Or perhaps it is the other way around. In the case of this frog, which was unknown to scientist as well as Stan Lee, it appears to be a case of convergent evolution. Below is the "Wolverine Frog." A frog that has a boney claw that it can extend to hold its position when mating as well as for using it in battle.
There are actually two kinds of frogs that do something similar.
This one, hails from Japan, which is appropriate for other reasons, and pushes an existing boney spine through its hand. The other however, actually breaks the bones in its hand and pushes the broekn in through its soft toe pads. The fact that that males grow visceral hair on each side gives this species as much claim to the Wolverine lineage as the Japanese one.
|The Hairy Frog from Central Africa|
|The broken bones protrude through the tips of the finger pads|
If you think breaking your hands for clawing purposes or unsheathing a boney spine through your hand sounds about as painful as anything there is another amphibian who might claim top prize for protection involving self-mutilation. The Spanish or Iberian ribbed newt pushes its ribs through its sides as a means of defense. Not only do the sharp points on the ribs stick through the newts side, but they get coated with a poisonous secretion making this one of the most dynamic protection processes ever to evolve.

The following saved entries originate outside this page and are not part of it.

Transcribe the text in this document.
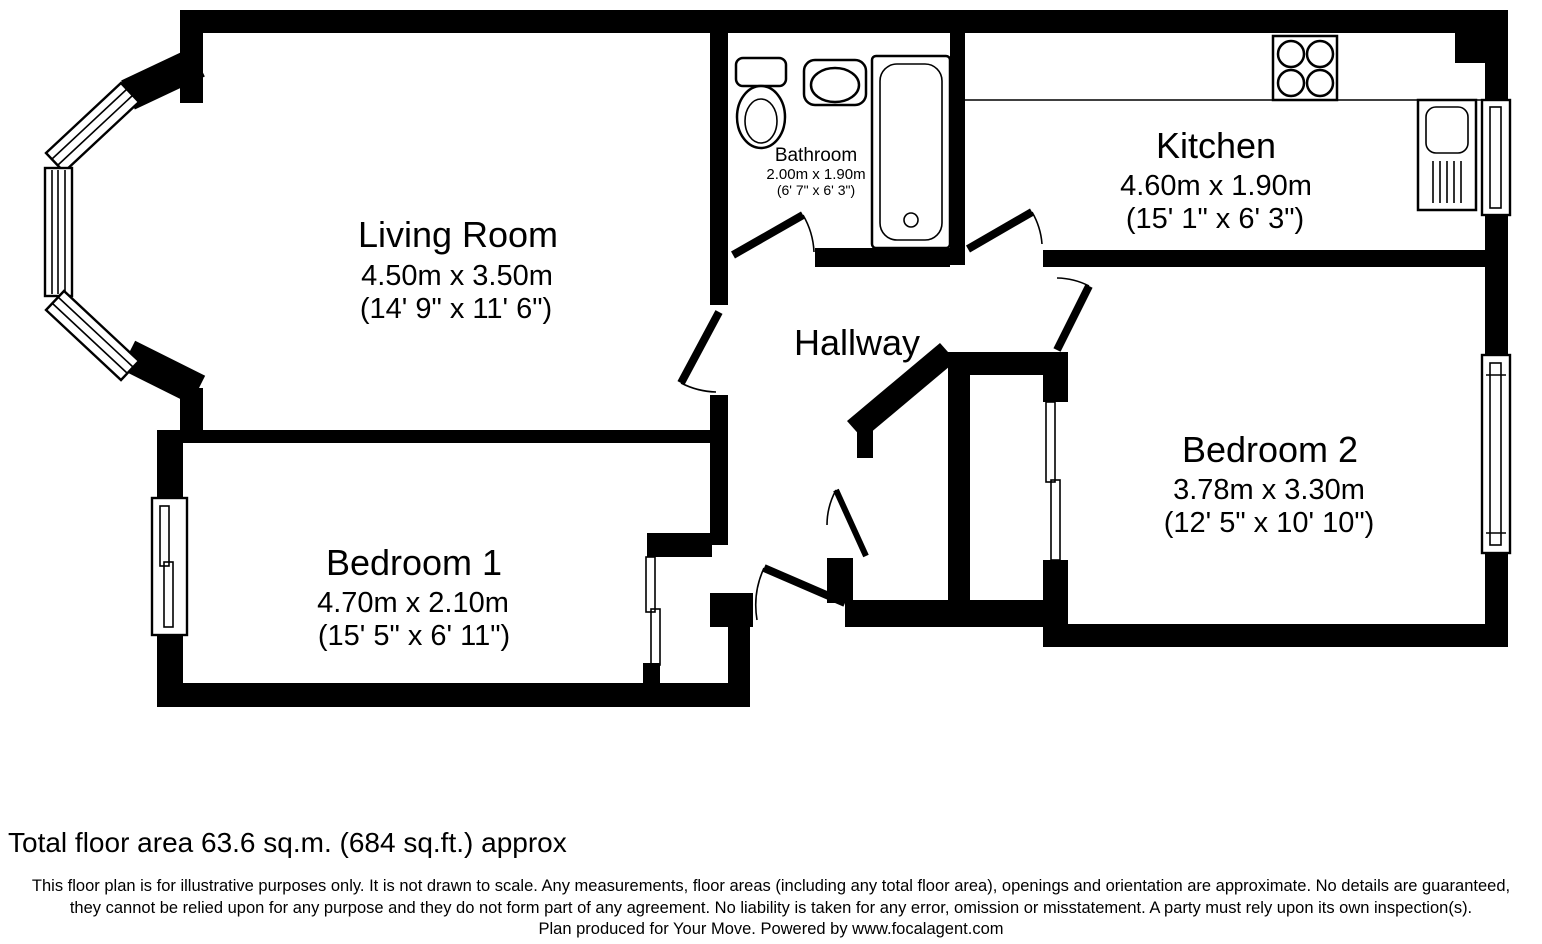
Living Room
4.50m x 3.50m
(14' 9" x 11' 6")
Bathroom
2.00m x 1.90m
(6' 7" x 6' 3")
Kitchen
4.60m x 1.90m
(15' 1" x 6' 3")
Hallway
Bedroom 1
4.70m x 2.10m
(15' 5" x 6' 11")
Bedroom 2
3.78m x 3.30m
(12' 5" x 10' 10")
Total floor area 63.6 sq.m. (684 sq.ft.) approx
This floor plan is for illustrative purposes only. It is not drawn to scale. Any measurements, floor areas (including any total floor area), openings and orientation are approximate. No details are guaranteed,
they cannot be relied upon for any purpose and they do not form part of any agreement. No liability is taken for any error, omission or misstatement. A party must rely upon its own inspection(s).
Plan produced for Your Move. Powered by www.focalagent.com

|When annoyed the newt moves its ribs forward|
|tomography shows the sharp points on the ribs|
|The poisonous secretion that coat the rib tips|
|poisonous rob barbs sticking through to |
discourage even the hungriest of predators
If history is any indication, you are currently gearing up for a new altered reality of all the characters we have grown familiar with. In this alternate universe, reality, reboot, new timeline, fee free to take a few notes from the above newt and lets have some side-spliting poison barbs show up at some point. If nothing else it will give your writers a great challenge coming up with the sound effects for protruding ribs.